As nossas aspirações, tanto da CGTP como da Interjovem, é de facto que tenhamos perspectiva de futuro em Portugal, ou seja, que tenhamos condições para viver e trabalhar aqui., numa perspectiva de valorização dos trabalhadores. Se um jovem trabalhador nasceu aqui, criou aqui as suas raízes, tem aqui os seus amigos e a sua família, foi aqui que estudou, é aqui que quer viver e é aqui que quer trabalhar. Porque é o trabalho que nos permite a emancipação e a independência. Um jovem trabalhador que escolha Portugal para viver, do Brasil, do Nepal, os imensos que têm vindo, quer que seja um sítio em que o trabalho de facto emancipe e não explore, que é o contrário do que está a acontecer, nomeadamente para a população imigrante que tem vindo para Portugal, e portanto seja um sítio que acolha e que tenha condições de trabalho dignas e não condições de trabalho degradantes. E, portanto, que haja um futuro de desenvolvimento, de investimento na produção nacional, de investimento na soberania nacional, de podermos ser autossuficientes e colaborar com os outros países. Esta é a perspectiva que nós temos de futuro.

Eu acho que o obstáculo que está aqui colocado é esta insistência numa política de direita que tem colocado os trabalhadores num caminho de baixos salários, de precariedade, de ataque aos direitos dos trabalhadores, de condições de ataque ao direito sindical, à liberdade sindical, de precariedade, de horários desregulados. Por exemplo, uma perspectiva de futuro que nós temos já, mais imediatamente, por exemplo, é a questão das 35 horas de trabalho para todos, que consideramos ser uma questão de progresso social básica.
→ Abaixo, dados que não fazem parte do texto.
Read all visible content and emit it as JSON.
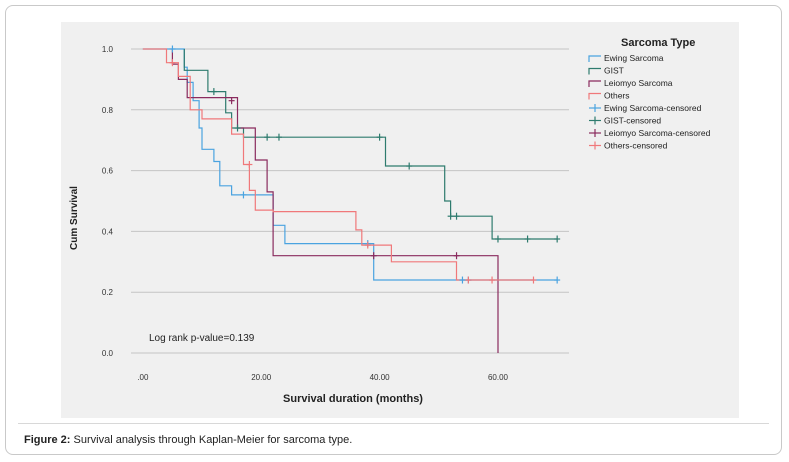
{
  "caption": {
    "label": "Figure 2:",
    "text": "Survival analysis through Kaplan-Meier for sarcoma type."
  },
  "chart_data": {
    "type": "line",
    "subtype": "kaplan-meier step",
    "xlabel": "Survival duration (months)",
    "ylabel": "Cum Survival",
    "xlim": [
      -2,
      72
    ],
    "ylim": [
      0,
      1.0
    ],
    "x_ticks": [
      0,
      20,
      40,
      60
    ],
    "x_tick_labels": [
      ".00",
      "20.00",
      "40.00",
      "60.00"
    ],
    "y_ticks": [
      0.0,
      0.2,
      0.4,
      0.6,
      0.8,
      1.0
    ],
    "y_tick_labels": [
      "0.0",
      "0.2",
      "0.4",
      "0.6",
      "0.8",
      "1.0"
    ],
    "grid": "horizontal",
    "annotation": "Log rank p-value=0.139",
    "legend_title": "Sarcoma Type",
    "legend_position": "right",
    "series": [
      {
        "name": "Ewing Sarcoma",
        "color": "#4aa3e0",
        "steps": [
          [
            0,
            1.0
          ],
          [
            7,
            1.0
          ],
          [
            7,
            0.94
          ],
          [
            7.5,
            0.94
          ],
          [
            7.5,
            0.89
          ],
          [
            8.5,
            0.89
          ],
          [
            8.5,
            0.83
          ],
          [
            9.5,
            0.83
          ],
          [
            9.5,
            0.74
          ],
          [
            10,
            0.74
          ],
          [
            10,
            0.67
          ],
          [
            12,
            0.67
          ],
          [
            12,
            0.63
          ],
          [
            13,
            0.63
          ],
          [
            13,
            0.55
          ],
          [
            15,
            0.55
          ],
          [
            15,
            0.52
          ],
          [
            22,
            0.52
          ],
          [
            22,
            0.42
          ],
          [
            24,
            0.42
          ],
          [
            24,
            0.36
          ],
          [
            39,
            0.36
          ],
          [
            39,
            0.24
          ],
          [
            70,
            0.24
          ]
        ],
        "censored": [
          [
            5,
            1.0
          ],
          [
            17,
            0.52
          ],
          [
            38,
            0.36
          ],
          [
            54,
            0.24
          ],
          [
            55,
            0.24
          ],
          [
            70,
            0.24
          ]
        ]
      },
      {
        "name": "GIST",
        "color": "#2e7b6e",
        "steps": [
          [
            7,
            1.0
          ],
          [
            7,
            0.93
          ],
          [
            11,
            0.93
          ],
          [
            11,
            0.86
          ],
          [
            14,
            0.86
          ],
          [
            14,
            0.79
          ],
          [
            15,
            0.79
          ],
          [
            15,
            0.74
          ],
          [
            17,
            0.74
          ],
          [
            17,
            0.71
          ],
          [
            41,
            0.71
          ],
          [
            41,
            0.615
          ],
          [
            51,
            0.615
          ],
          [
            51,
            0.5
          ],
          [
            52,
            0.5
          ],
          [
            52,
            0.45
          ],
          [
            59,
            0.45
          ],
          [
            59,
            0.375
          ],
          [
            70,
            0.375
          ]
        ],
        "censored": [
          [
            12,
            0.86
          ],
          [
            16,
            0.74
          ],
          [
            21,
            0.71
          ],
          [
            23,
            0.71
          ],
          [
            40,
            0.71
          ],
          [
            45,
            0.615
          ],
          [
            52,
            0.45
          ],
          [
            53,
            0.45
          ],
          [
            60,
            0.375
          ],
          [
            65,
            0.375
          ],
          [
            70,
            0.375
          ]
        ]
      },
      {
        "name": "Leiomyo Sarcoma",
        "color": "#8a2b5e",
        "steps": [
          [
            5,
            1.0
          ],
          [
            5,
            0.95
          ],
          [
            6,
            0.95
          ],
          [
            6,
            0.9
          ],
          [
            7.5,
            0.9
          ],
          [
            7.5,
            0.84
          ],
          [
            16,
            0.84
          ],
          [
            16,
            0.74
          ],
          [
            19,
            0.74
          ],
          [
            19,
            0.635
          ],
          [
            21,
            0.635
          ],
          [
            21,
            0.53
          ],
          [
            22,
            0.53
          ],
          [
            22,
            0.32
          ],
          [
            60,
            0.32
          ],
          [
            60,
            0.0
          ]
        ],
        "censored": [
          [
            15,
            0.83
          ],
          [
            39,
            0.32
          ],
          [
            53,
            0.32
          ]
        ]
      },
      {
        "name": "Others",
        "color": "#f0787a",
        "steps": [
          [
            0,
            1.0
          ],
          [
            4,
            1.0
          ],
          [
            4,
            0.955
          ],
          [
            6,
            0.955
          ],
          [
            6,
            0.91
          ],
          [
            8,
            0.91
          ],
          [
            8,
            0.8
          ],
          [
            10,
            0.8
          ],
          [
            10,
            0.77
          ],
          [
            15,
            0.77
          ],
          [
            15,
            0.72
          ],
          [
            17,
            0.72
          ],
          [
            17,
            0.62
          ],
          [
            18,
            0.62
          ],
          [
            18,
            0.535
          ],
          [
            19,
            0.535
          ],
          [
            19,
            0.47
          ],
          [
            22,
            0.47
          ],
          [
            22,
            0.465
          ],
          [
            36,
            0.465
          ],
          [
            36,
            0.405
          ],
          [
            37,
            0.405
          ],
          [
            37,
            0.355
          ],
          [
            42,
            0.355
          ],
          [
            42,
            0.3
          ],
          [
            53,
            0.3
          ],
          [
            53,
            0.24
          ],
          [
            66,
            0.24
          ]
        ],
        "censored": [
          [
            5,
            0.955
          ],
          [
            18,
            0.62
          ],
          [
            38,
            0.355
          ],
          [
            55,
            0.24
          ],
          [
            59,
            0.24
          ],
          [
            66,
            0.24
          ]
        ]
      }
    ],
    "legend_entries": [
      "Ewing Sarcoma",
      "GIST",
      "Leiomyo Sarcoma",
      "Others",
      "Ewing Sarcoma-censored",
      "GIST-censored",
      "Leiomyo Sarcoma-censored",
      "Others-censored"
    ]
  }
}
Os avanços da tecnologia e da ciência têm permitido que um trabalhador produza exponencialmente mais do que produzia há 10 , 15 anos, 20 ou 100 anos atrás e, no entanto, continuamos com as 40 horas de trabalho. E mais, não só continuamos com as 40 horas de trabalho, como há muitos trabalhadores que trabalham mais de 40 horas por semana, que trabalham mais de 8 horas por dia, com horários brutalmente desregulados, nos quais sabem num dia que no dia seguinte vão trabalhar. Deveria ser ao contrário. Nós deveríamos estar a reduzir os horários de trabalho e não a aumentar. E nem sequer com esta ideia que agora apareceu outra vez, dos 4 dias por semana, o que se perspectiva era uma manutenção da semana das 40 horas, aumentando a carga horária de cada dia. Ora, isto é um retrocesso.
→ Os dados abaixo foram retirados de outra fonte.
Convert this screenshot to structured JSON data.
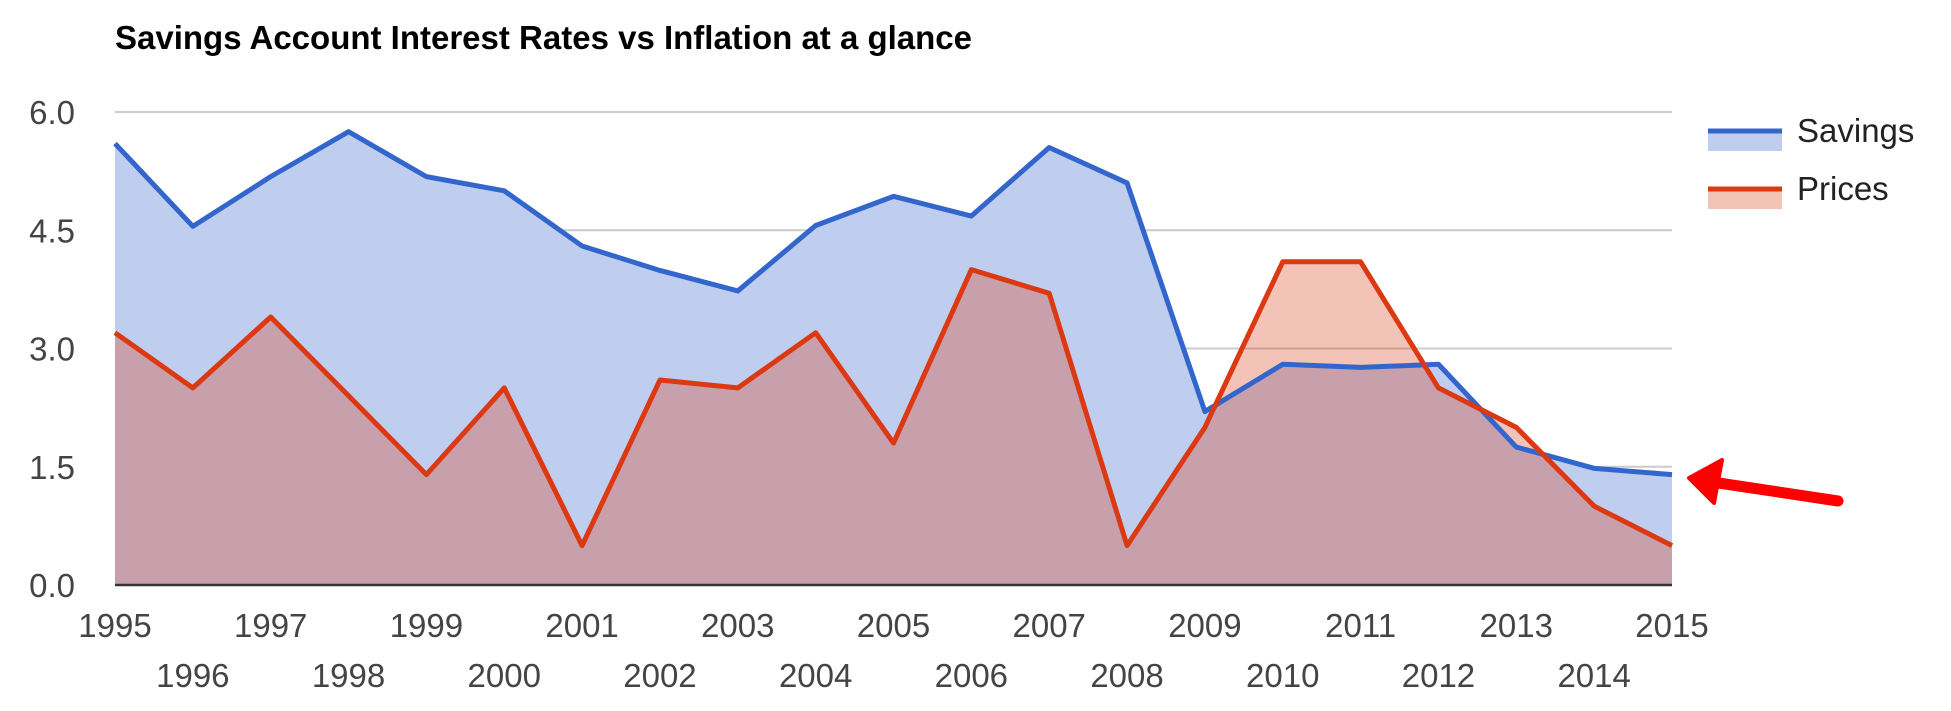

Portanto, a gente precisa de olhar para a frente, progredir, de dar melhores condições de vida e de trabalho, porque dando mais condições de vida e de trabalho aos trabalhadores eleva-se as condições de vida e de trabalho de toda a gente, dos reformados, das crianças, dos jovens, dos estudantes e é por aqui que a gente tem que progredir.


 

Sobre o entrevistado:

Dinis Lourenço foi entrevistado como representante da CGTP e da Interjovem:

CGTP, a maior confederação sindical do país, reune sindicatos de diversos sectores da economia portuguesa, luta ativamente, desde 1970, para melhorar e dar voz à classe trabalhadora. Interjovem, um sindicato membro da CGTP, focado nos problemas da juventude trabalhadora e estudantes, tendo desenvolvido uma importante atividade na luta pelos direitos dos jovens.